Le rapport du CBO soutient que la pandémie pourrait accélérer l’adoption de nouvelles technologies et pratiques commerciales, citant le télétravail et la télémédecine comme exemples.
Le travail à distance pourrait également atténuer la pénurie de main-d’œuvre à l’échelle nationale, a déclaré le CBO, et conduire à la création de nouveaux modèles commerciaux et de nouvelles opportunités d’emploi.
« Beaucoup affirment que le travail à domicile a stimulé la productivité », a noté l’économiste en chef Eugenio Aleman de Raymond James. « Les gens n’avaient pas besoin de conduire pour se rendre au travail et de perdre du temps à faire la navette. »

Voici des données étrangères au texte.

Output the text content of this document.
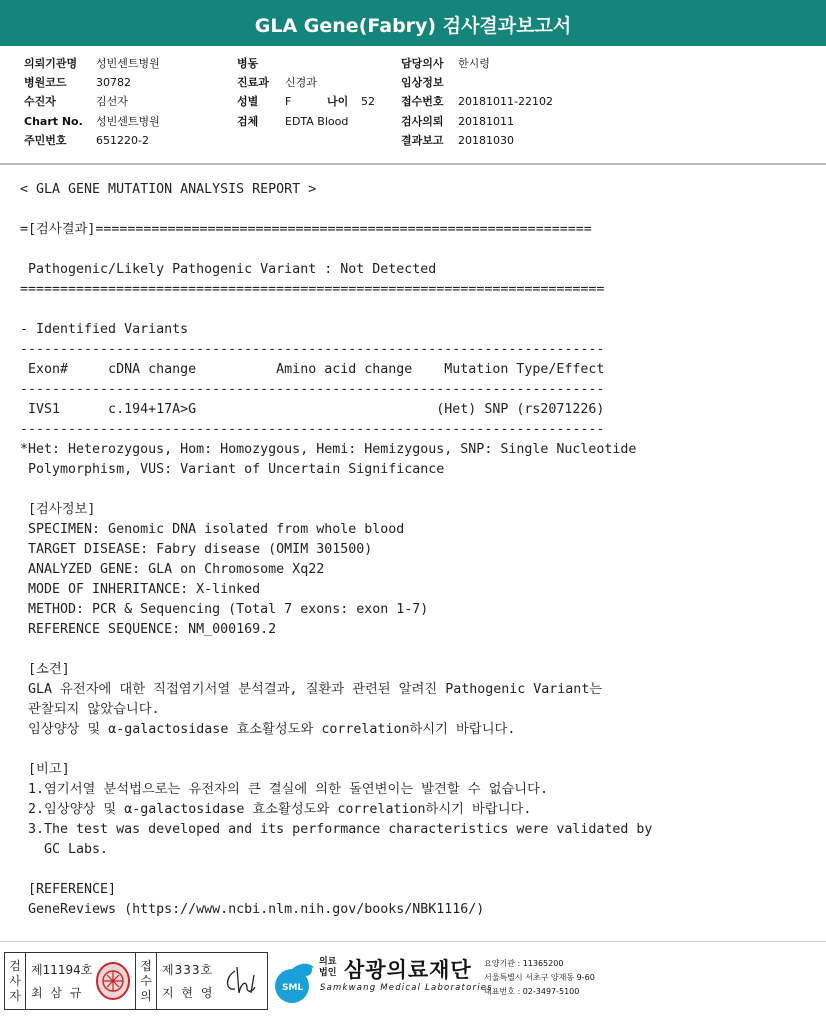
GLA Gene(Fabry) 검사결과보고서
의뢰기관명 성빈센트병원
병원코드	30782
수진자	김선자
Chart No. 성빈센트병원
주민번호	651220-2
병동
진료과 신경과
성별 F	나이 52
검체 EDTA Blood
담당의사 한시령
임상정보
접수번호 20181011-22102
검사의뢰 20181011
결과보고 20181030
< GLA GENE MUTATION ANALYSIS REPORT >
=[검사결과]==============================================================
Pathogenic/Likely Pathogenic Variant : Not Detected
=========================================================================
- Identified Variants
-------------------------------------------------------------------------
Exon#     cDNA change          Amino acid change    Mutation Type/Effect
-------------------------------------------------------------------------
IVS1      c.194+17A>G                              (Het) SNP (rs2071226)
-------------------------------------------------------------------------
*Het: Heterozygous, Hom: Homozygous, Hemi: Hemizygous, SNP: Single Nucleotide
Polymorphism, VUS: Variant of Uncertain Significance
[검사정보]
SPECIMEN: Genomic DNA isolated from whole blood
TARGET DISEASE: Fabry disease (OMIM 301500)
ANALYZED GENE: GLA on Chromosome Xq22
MODE OF INHERITANCE: X-linked
METHOD: PCR & Sequencing (Total 7 exons: exon 1-7)
REFERENCE SEQUENCE: NM_000169.2
[소견]
GLA 유전자에 대한 직접염기서열 분석결과, 질환과 관련된 알려진 Pathogenic Variant는
관찰되지 않았습니다.
임상양상 및 α-galactosidase 효소활성도와 correlation하시기 바랍니다.
[비고]
1.염기서열 분석법으로는 유전자의 큰 결실에 의한 돌연변이는 발견할 수 없습니다.
2.임상양상 및 α-galactosidase 효소활성도와 correlation하시기 바랍니다.
3.The test was developed and its performance characteristics were validated by
GC Labs.
[REFERENCE]
GeneReviews (https://www.ncbi.nlm.nih.gov/books/NBK1116/)
검
사
자
제11194호
최 삼 규
접
수
의
제333호
지 현 영	SML
의료
법인 삼광의료재단
Samkwang Medical Laboratories
요양기관 : 11365200
서울특별시 서초구 양재동 9-60
대표번호 : 02-3497-5100
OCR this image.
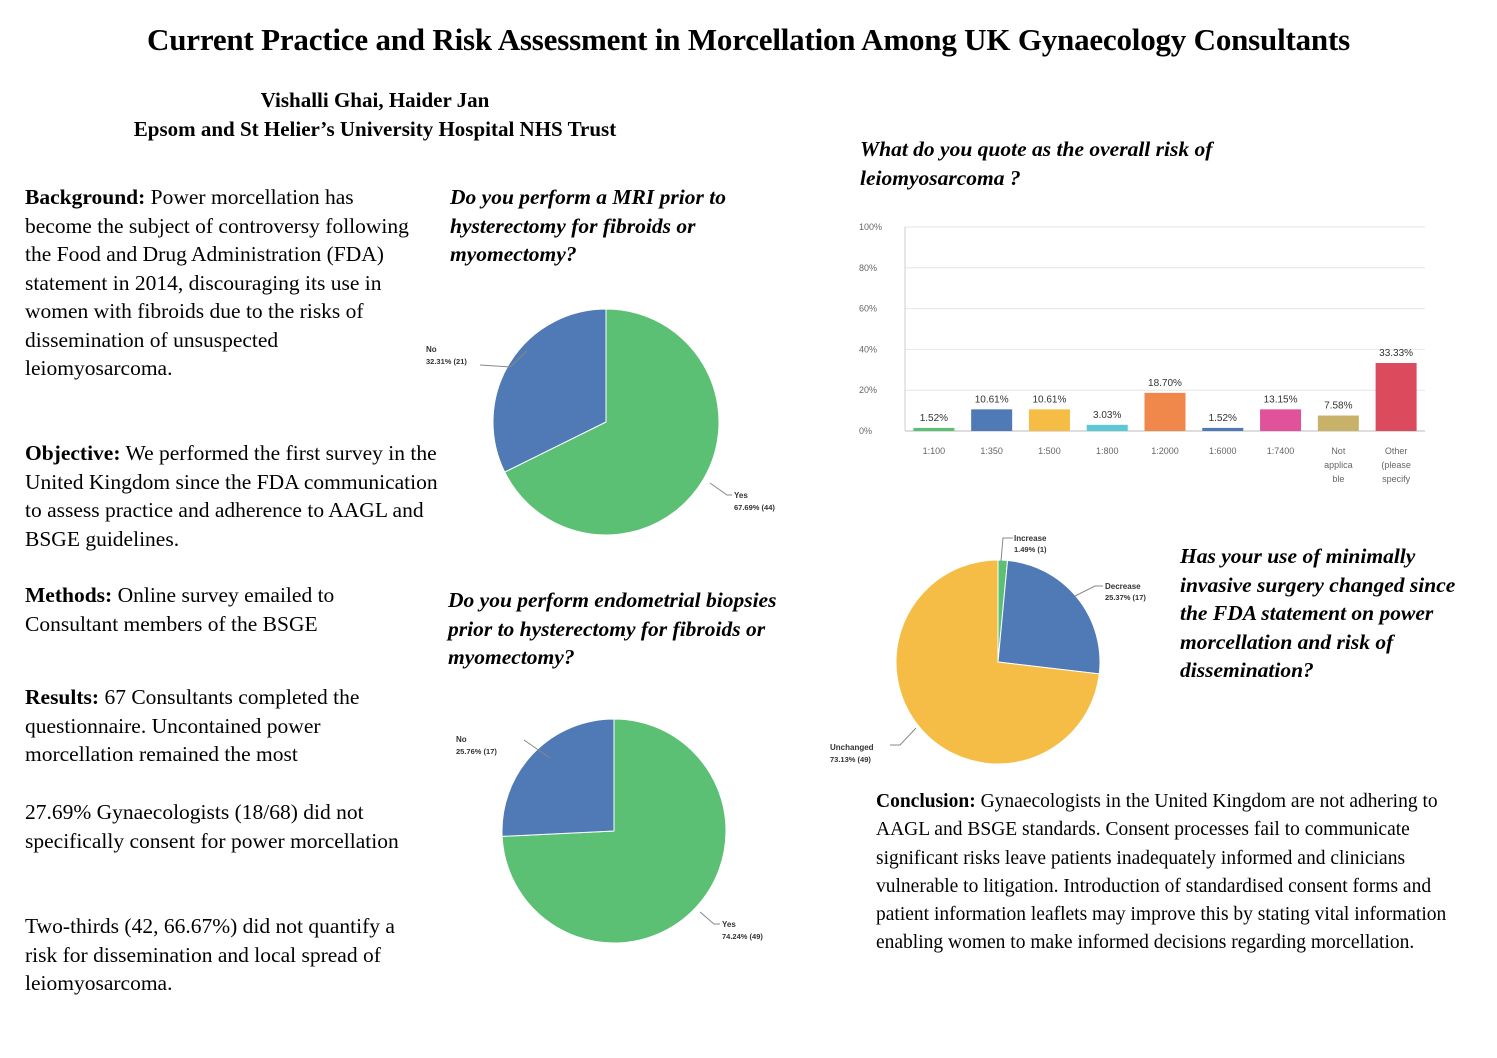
Current Practice and Risk Assessment in Morcellation Among UK Gynaecology Consultants
Vishalli Ghai, Haider Jan
Epsom and St Helier’s University Hospital NHS Trust
Background: Power morcellation has become the subject of controversy following the Food and Drug Administration (FDA) statement in 2014, discouraging its use in women with fibroids due to the risks of dissemination of unsuspected leiomyosarcoma.
Objective: We performed the first survey in the United Kingdom since the FDA communication to assess practice and adherence to AAGL and BSGE guidelines.
Methods: Online survey emailed to Consultant members of the BSGE
Results: 67 Consultants completed the questionnaire. Uncontained power morcellation remained the most
27.69% Gynaecologists (18/68) did not specifically consent for power morcellation
Two-thirds (42, 66.67%) did not quantify a risk for dissemination and local spread of leiomyosarcoma.
Do you perform a MRI prior to hysterectomy for fibroids or myomectomy?
Do you perform endometrial biopsies prior to hysterectomy for fibroids or myomectomy?
What do you quote as the overall risk of leiomyosarcoma ?
Has your use of minimally invasive surgery changed since the FDA statement on power morcellation and risk of dissemination?
No
32.31% (21)
Yes
67.69% (44)
No
25.76% (17)
Yes
74.24% (49)
0%
20%
40%
60%
80%
100%
1.52%
1:100
10.61%
1:350
10.61%
1:500
3.03%
1:800
18.70%
1:2000
1.52%
1:6000
13.15%
1:7400
7.58%
Not
applica
ble
33.33%
Other
(please
specify
Increase
1.49% (1)
Decrease
25.37% (17)
Unchanged
73.13% (49)
Conclusion: Gynaecologists in the United Kingdom are not adhering to AAGL and BSGE standards. Consent processes fail to communicate significant risks leave patients inadequately informed and clinicians vulnerable to litigation. Introduction of standardised consent forms and patient information leaflets may improve this by stating vital information enabling women to make informed decisions regarding morcellation.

Aleman n’est pas entièrement convaincu. Pourtant, il a déclaré que certaines industries adoptaient de nouvelles technologies pour améliorer leur productivité et faire face à une pénurie de main-d’œuvre, principalement dans les industries peu qualifiées avec de nombreuses tâches répétitives.
Il souligne l’utilisation croissante des ordinateurs et de la robotique dans des entreprises telles que les restaurants pour prendre les commandes des clients, faire frire des frites ou faire des pizzas.
Pourtant, il est peu probable que la plupart des industries de haute technologie soient en mesure de faire de même, a-t-il déclaré. Aleman prévoit que la productivité continuera de croître d’environ 1 à 1,5 % par an, ce qui correspond à la plupart des prévisions.
« Les entreprises ne peuvent toujours pas compter sur une relance soutenue de la productivité », a déclaré Lydia Boussour, économiste senior chez EY Parthenon, dans une note récente.